Standard Bank Gallery, Johannesburg
30.01.2016 – 26.03.2016
Minnette Vári’s ‘Of Darkness and of Light’, currently on at the Standard Bank Gallery in Johannesburg, is framed as a mid-career survey exhibition. The show covers work dated from the late 90’s to the present day. Vári is a relatively slow producer of work and so the exhibition feels familiar; mostly iconic works with a selection of lesser-known and more recent pieces. This is a quiet show that slowly reveals past works (or ‘surveys’ them), reframed by their current contexts, re-read by current audiences.
From the onset, Minnette Vári’s work has drawn on mythology as an apt vehicle for expressing not only highly political rhetoric, but also deeply personal engagements with her own psyche, physical body and sexuality. Vári is known for her political, anti-Apartheid art that was heavily imbedded in ideas about race and identity. Vári often uses her naked body as a means to weave herself into these mythological themes and back into the present or past. Using video, Vári creates digital collages (notably in the early low-tech days when video collage really was a slow and arduous process) that involve a kind of excavation practice of searching, digging up and then uncovering links, and connections to current situations.
As I walked up the staircase of the gallery, the dramatic installation, Chimera (2001), dominated the reconstructed grand hall. The abandoned space gave me the opportunity to experience the work naïvely. Projected onto four white fabric hangings, the video work engulfs the viewer as white stone figures slowly move around you and the sound of dragged cold stone eerily fills the space. These relief figures are taken from the Voortrekker Monument’s ‘Hall of Heroes’, cut out and digitally collaged together with Vári’s own naked body inserted as the embodiment of a chimera (a fire-breathing monster with a lion’s head, a goat’s body and a serpent’s tail that is found in Greek mythology).
Influenced by her indoctrinated school trips to the Voortrekker Monument as a child, this work seeks to subvert the mythology involved in the construction of this monument and of Afrikaans ideology. Chimera is a quietly aggressive, politically and sexually charged work that expresses Vári’s frustrations with this patriarchal heritage. Vári, dressed as a chimera, shows her genitals to these stone men and women who function as illustrations of Afrikaner heroism. Silently screaming – at one point with the head of a goat – she is not blatantly visible; she remains part of the procession and is never heard. The work is subtle in its manner of communicating this story, unlike Vári’s earlier work, which had a different agenda.

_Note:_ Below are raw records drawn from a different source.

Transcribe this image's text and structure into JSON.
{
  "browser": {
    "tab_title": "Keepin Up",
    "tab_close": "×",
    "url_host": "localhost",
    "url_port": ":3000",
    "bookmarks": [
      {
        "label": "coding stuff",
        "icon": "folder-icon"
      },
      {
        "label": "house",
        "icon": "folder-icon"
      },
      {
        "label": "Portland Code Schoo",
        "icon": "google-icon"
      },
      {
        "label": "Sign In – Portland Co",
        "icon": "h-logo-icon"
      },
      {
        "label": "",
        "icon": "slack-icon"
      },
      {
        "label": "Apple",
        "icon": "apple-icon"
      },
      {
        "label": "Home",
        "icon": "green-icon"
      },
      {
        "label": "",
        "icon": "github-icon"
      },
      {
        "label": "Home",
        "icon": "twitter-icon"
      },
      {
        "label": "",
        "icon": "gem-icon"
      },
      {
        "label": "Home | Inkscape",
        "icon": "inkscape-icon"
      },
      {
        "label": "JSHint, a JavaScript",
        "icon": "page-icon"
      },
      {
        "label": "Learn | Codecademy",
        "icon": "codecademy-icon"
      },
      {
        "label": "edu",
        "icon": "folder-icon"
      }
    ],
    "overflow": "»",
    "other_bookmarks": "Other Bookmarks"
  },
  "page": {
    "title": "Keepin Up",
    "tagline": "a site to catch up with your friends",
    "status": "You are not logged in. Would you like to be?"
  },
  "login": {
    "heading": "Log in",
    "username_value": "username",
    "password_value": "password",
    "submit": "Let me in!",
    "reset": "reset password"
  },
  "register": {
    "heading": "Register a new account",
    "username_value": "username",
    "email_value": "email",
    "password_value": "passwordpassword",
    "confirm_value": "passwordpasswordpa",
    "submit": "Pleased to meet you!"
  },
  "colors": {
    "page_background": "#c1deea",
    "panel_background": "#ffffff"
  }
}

In Alien (1998) and Oracle (1999), for example, Vári appears naked, misshapen, radical, both perpetrator and victim- highly political. Vári has described these early works as dangerous, and perhaps necessarily so as a response to the reality of South Africa during Apartheid. Vári has recently stated that, “I can no longer say that there’s nothing I won’t do. I used to say that, and maybe that is good. But you find your voice.” Walking through the exhibition, you do get a very real sense of the tuning and fine-tuning involved in this process of voice finding and perhaps of maturing too.
Quake (2007), by far my favourite work on the show, speaks unwittingly to the current Syrian humanitarian crisis, in its quietness every bit as challenging as her aggressive, naked, shaved-head of 1998. The timelessness of this work, which nearly a decade later seems more relevant than ever, speaks volumes not only of Vári’s engagement with the world as an artist, but of the relevance of video as a medium. Regardless of the medium’s rapid advancement, this work seems to stand on its own in its beauty, nuanced sensitivity and meditative, repetitious nature.
The apocalyptic scene, at first glance seems to capture the migration of figures away from the city and into the desert. An anonymous city skyline that moves and changes then dissolves as a desert of white noise describes some kind of desolation. The figures, wearing shawls are, upon closer inspection, made up of hundreds of images, constantly moving and morphing- transforming. The work is hypnotising.
This accumulation of work and its insightful title ‘Of Darkness and of Light’, explores not only a development of artistic work but also a deeply personal journey of Minnette Vári. The accompanying catalogue delves into the complexity of Vári’s interest in her own psychology, her flaws, her self, many times played out through her own body. Her constant active engagement with her body as a medium becomes a language that is unique to her. Here ‘Darkness’ seems to allude to the depths of Vári, the darkness within herself and ‘Light’, the possible catharsis of being an artist, ridding the self of the work while still being compelled by it.